What a lovely Independence Day surprise: global iTunes accounts have been compromised and used to purchase up to $600 worth of AppStore apps per account. Initially the suspicious activity pointed towards one specific developer, but has since spread to multiple developers, multiple iTunes accounts and more than the US iTunes store. The Next Web has a detailed list of the facts surrounding this breach.
- A number of iTunes have been account from across the globe, not just the US, and used to purchase apps.
- iTunes users have reported anywhere between $100-$1400 spent using their accounts.
- Many of the apps have been purchased to specifically climb up the iTunes ranking to gain momentum in the hope that others will purchase the apps based on their high sales.
- Currently all the app purchased have been owned by Asia based developers with little information known about them.
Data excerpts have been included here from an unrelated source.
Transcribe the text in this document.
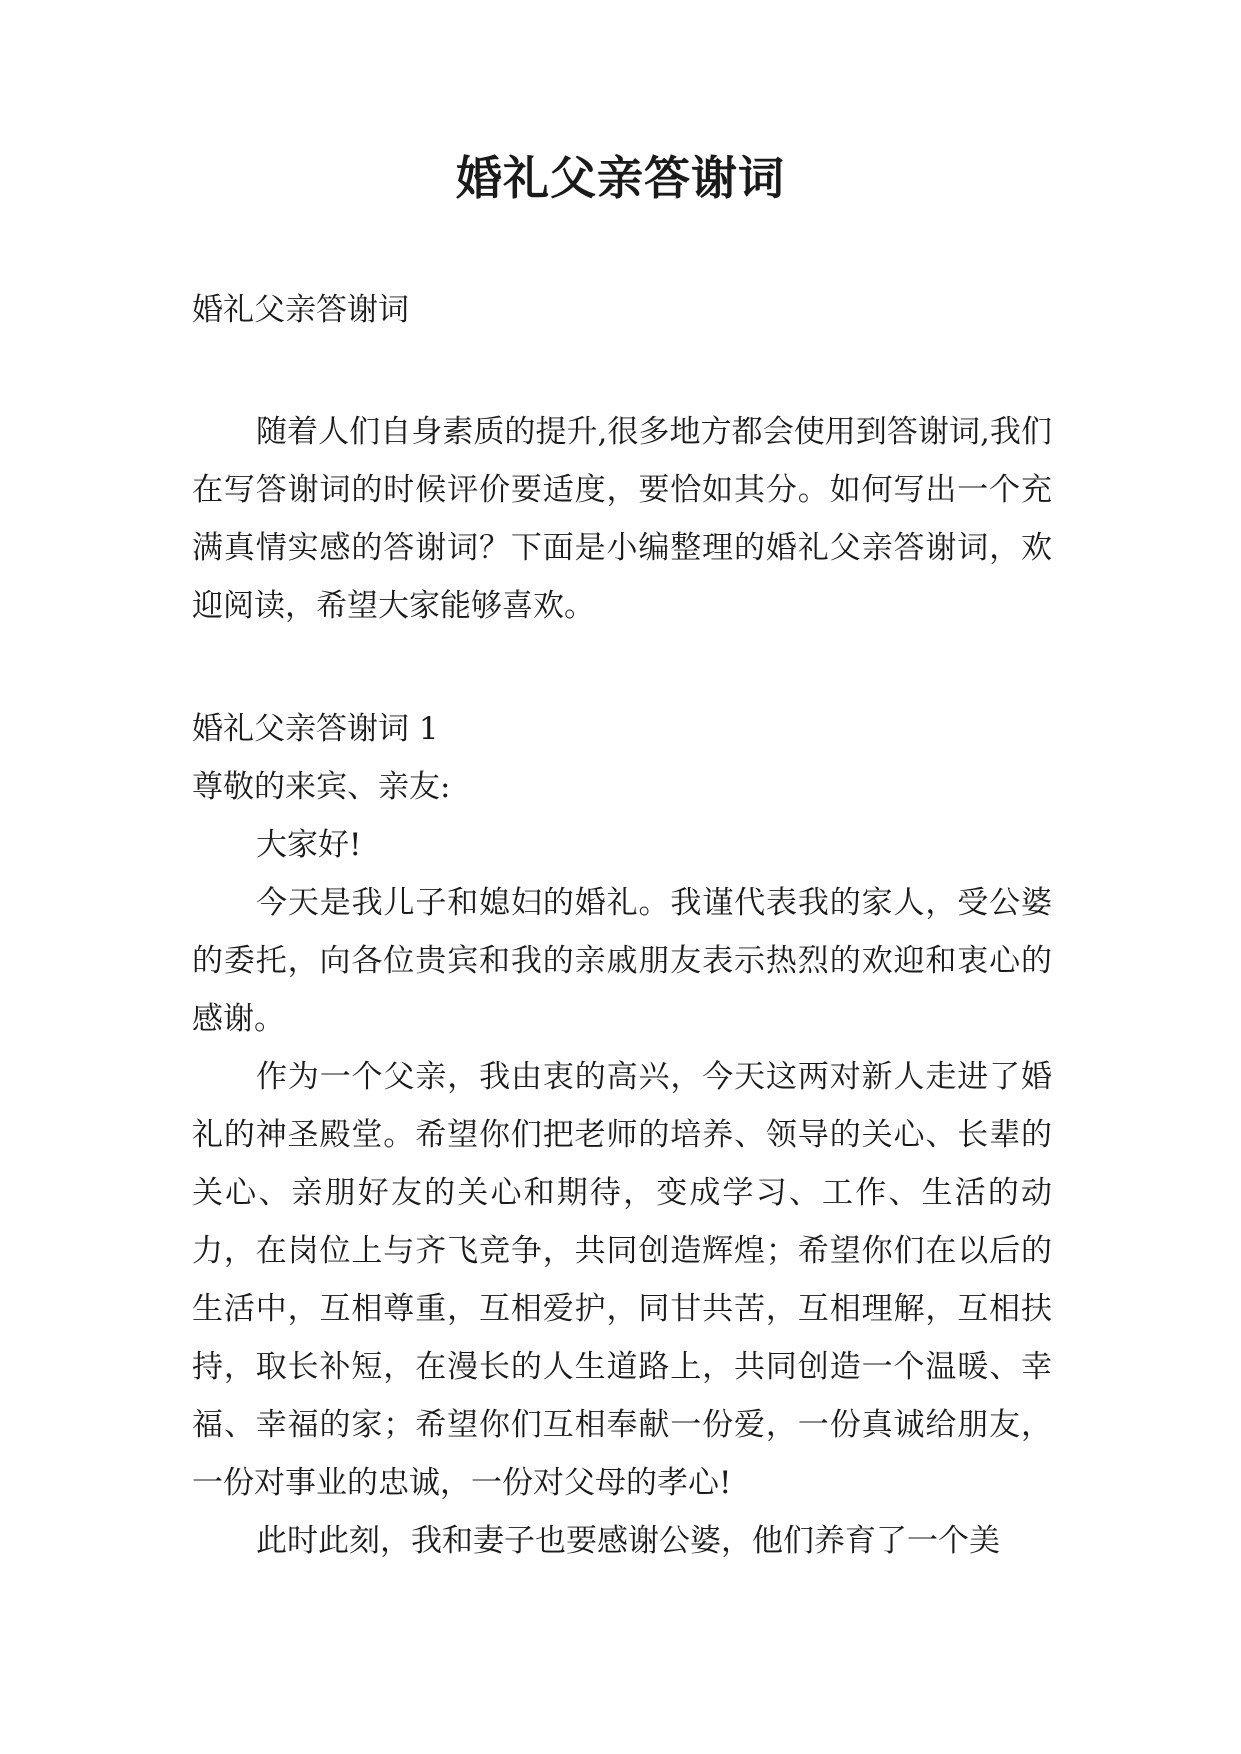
婚礼父亲答谢词
婚礼父亲答谢词

随着人们自身素质的提升,很多地方都会使用到答谢词,我们在写答谢词的时候评价要适度，要恰如其分。如何写出一个充满真情实感的答谢词？下面是小编整理的婚礼父亲答谢词，欢迎阅读，希望大家能够喜欢。

婚礼父亲答谢词 1

尊敬的来宾、亲友:

大家好!

今天是我儿子和媳妇的婚礼。我谨代表我的家人，受公婆的委托，向各位贵宾和我的亲戚朋友表示热烈的欢迎和衷心的感谢。

作为一个父亲，我由衷的高兴，今天这两对新人走进了婚礼的神圣殿堂。希望你们把老师的培养、领导的关心、长辈的关心、亲朋好友的关心和期待，变成学习、工作、生活的动力，在岗位上与齐飞竞争，共同创造辉煌；希望你们在以后的生活中，互相尊重，互相爱护，同甘共苦，互相理解，互相扶持，取长补短，在漫长的人生道路上，共同创造一个温暖、幸福、幸福的家；希望你们互相奉献一份爱，一份真诚给朋友，一份对事业的忠诚，一份对父母的孝心!

此时此刻，我和妻子也要感谢公婆，他们养育了一个美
Clearly they feel being based in Asia will give them immunity to any US laws.
- The developers website and support links direct users to non-existent websites or landing pages.
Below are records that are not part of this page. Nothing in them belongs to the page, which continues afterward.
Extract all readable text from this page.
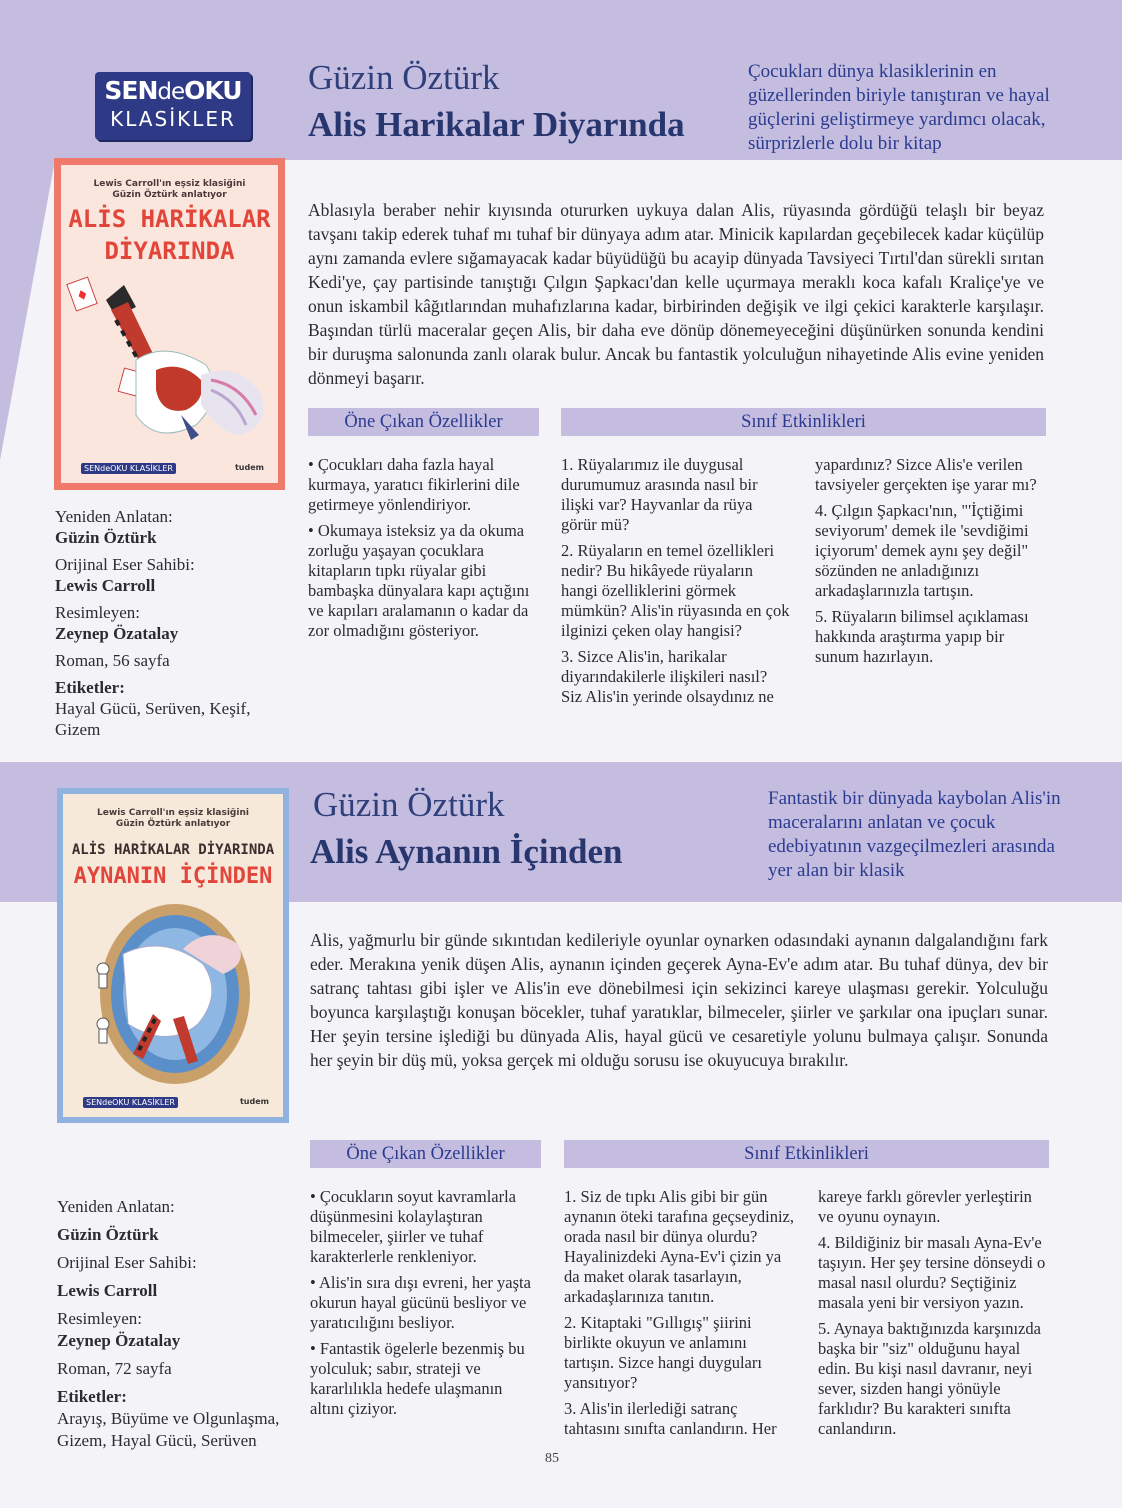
SENdeOKU
KLASİKLER
Güzin Öztürk
Alis Harikalar Diyarında
Çocukları dünya klasiklerinin en güzellerinden biriyle tanıştıran ve hayal güçlerini geliştirmeye yardımcı olacak, sürprizlerle dolu bir kitap
Lewis Carroll'ın eşsiz klasiğini
Güzin Öztürk anlatıyor
ALİS HARİKALAR
DİYARINDA
SENdeOKU KLASİKLER	tudem
Ablasıyla beraber nehir kıyısında otururken uykuya dalan Alis, rüyasında gördüğü telaşlı bir beyaz tavşanı takip ederek tuhaf mı tuhaf bir dünyaya adım atar. Minicik kapılardan geçebilecek kadar küçülüp aynı zamanda evlere sığamayacak kadar büyüdüğü bu acayip dünyada Tavsiyeci Tırtıl'dan sürekli sırıtan Kedi'ye, çay partisinde tanıştığı Çılgın Şapkacı'dan kelle uçurmaya meraklı koca kafalı Kraliçe'ye ve onun iskambil kâğıtlarından muhafızlarına kadar, birbirinden değişik ve ilgi çekici karakterle karşılaşır. Başından türlü maceralar geçen Alis, bir daha eve dönüp dönemeyeceğini düşünürken sonunda kendini bir duruşma salonunda zanlı olarak bulur. Ancak bu fantastik yolculuğun nihayetinde Alis evine yeniden dönmeyi başarır.
Öne Çıkan Özellikler	Sınıf Etkinlikleri

• Çocukları daha fazla hayal kurmaya, yaratıcı fikirlerini dile getirmeye yönlendiriyor.

• Okumaya isteksiz ya da okuma zorluğu yaşayan çocuklara kitapların tıpkı rüyalar gibi bambaşka dünyalara kapı açtığını ve kapıları aralamanın o kadar da zor olmadığını gösteriyor.

1. Rüyalarımız ile duygusal durumumuz arasında nasıl bir ilişki var? Hayvanlar da rüya görür mü?

2. Rüyaların en temel özellikleri nedir? Bu hikâyede rüyaların hangi özelliklerini görmek mümkün? Alis'in rüyasında en çok ilginizi çeken olay hangisi?

3. Sizce Alis'in, harikalar diyarındakilerle ilişkileri nasıl? Siz Alis'in yerinde olsaydınız ne

yapardınız? Sizce Alis'e verilen tavsiyeler gerçekten işe yarar mı?

4. Çılgın Şapkacı'nın, "'İçtiğimi seviyorum' demek ile 'sevdiğimi içiyorum' demek aynı şey değil" sözünden ne anladığınızı arkadaşlarınızla tartışın.

5. Rüyaların bilimsel açıklaması hakkında araştırma yapıp bir sunum hazırlayın.

Yeniden Anlatan:
Güzin Öztürk
Orijinal Eser Sahibi:
Lewis Carroll
Resimleyen:
Zeynep Özatalay
Roman, 56 sayfa
Etiketler:
Hayal Gücü, Serüven, Keşif, Gizem
Güzin Öztürk
Alis Aynanın İçinden
Fantastik bir dünyada kaybolan Alis'in maceralarını anlatan ve çocuk edebiyatının vazgeçilmezleri arasında yer alan bir klasik
Lewis Carroll'ın eşsiz klasiğini
Güzin Öztürk anlatıyor
ALİS HARİKALAR DİYARINDA
AYNANIN İÇİNDEN
SENdeOKU KLASİKLER	tudem
Alis, yağmurlu bir günde sıkıntıdan kedileriyle oyunlar oynarken odasındaki aynanın dalgalandığını fark eder. Merakına yenik düşen Alis, aynanın içinden geçerek Ayna-Ev'e adım atar. Bu tuhaf dünya, dev bir satranç tahtası gibi işler ve Alis'in eve dönebilmesi için sekizinci kareye ulaşması gerekir. Yolculuğu boyunca karşılaştığı konuşan böcekler, tuhaf yaratıklar, bilmeceler, şiirler ve şarkılar ona ipuçları sunar. Her şeyin tersine işlediği bu dünyada Alis, hayal gücü ve cesaretiyle yolunu bulmaya çalışır. Sonunda her şeyin bir düş mü, yoksa gerçek mi olduğu sorusu ise okuyucuya bırakılır.
Öne Çıkan Özellikler	Sınıf Etkinlikleri

• Çocukların soyut kavramlarla düşünmesini kolaylaştıran bilmeceler, şiirler ve tuhaf karakterlerle renkleniyor.

• Alis'in sıra dışı evreni, her yaşta okurun hayal gücünü besliyor ve yaratıcılığını besliyor.

• Fantastik ögelerle bezenmiş bu yolculuk; sabır, strateji ve kararlılıkla hedefe ulaşmanın altını çiziyor.

1. Siz de tıpkı Alis gibi bir gün aynanın öteki tarafına geçseydiniz, orada nasıl bir dünya olurdu? Hayalinizdeki Ayna-Ev'i çizin ya da maket olarak tasarlayın, arkadaşlarınıza tanıtın.

2. Kitaptaki "Gıllıgış" şiirini birlikte okuyun ve anlamını tartışın. Sizce hangi duyguları yansıtıyor?

3. Alis'in ilerlediği satranç tahtasını sınıfta canlandırın. Her

kareye farklı görevler yerleştirin ve oyunu oynayın.

4. Bildiğiniz bir masalı Ayna-Ev'e taşıyın. Her şey tersine dönseydi o masal nasıl olurdu? Seçtiğiniz masala yeni bir versiyon yazın.

5. Aynaya baktığınızda karşınızda başka bir "siz" olduğunu hayal edin. Bu kişi nasıl davranır, neyi sever, sizden hangi yönüyle farklıdır? Bu karakteri sınıfta canlandırın.

Yeniden Anlatan:
Güzin Öztürk
Orijinal Eser Sahibi:
Lewis Carroll
Resimleyen:
Zeynep Özatalay
Roman, 72 sayfa
Etiketler:
Arayış, Büyüme ve Olgunlaşma, Gizem, Hayal Gücü, Serüven
85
- The initial rogue developer’s have now been removed from the app store but other unethical developers still have their accounts available in the app store – details on those to come.
Check your iTunes purchase history and/or your online banking access to determine if your account has been compromised in this security breach. If it has, I suggest immediately contacting Apple’s iTunes customer service and your bank to dispute the charges, so that you may recover any potentially lost funds as a result of this incident.
It is not really known how widespread this security breach is, or what vector was used to facilitate the hack. The initial hack by Vietnamese developer “Thuat Nguyen” that was reported all over the blogosphere may have lead to discussion about entirely unrelated security incidents.
At this point nobody knows exactly what is going on or how all the breaches are tied together. Be on the lookout for additional information once it becomes available. In the meantime, check out your purchase history to ensure your account was not used in the breach.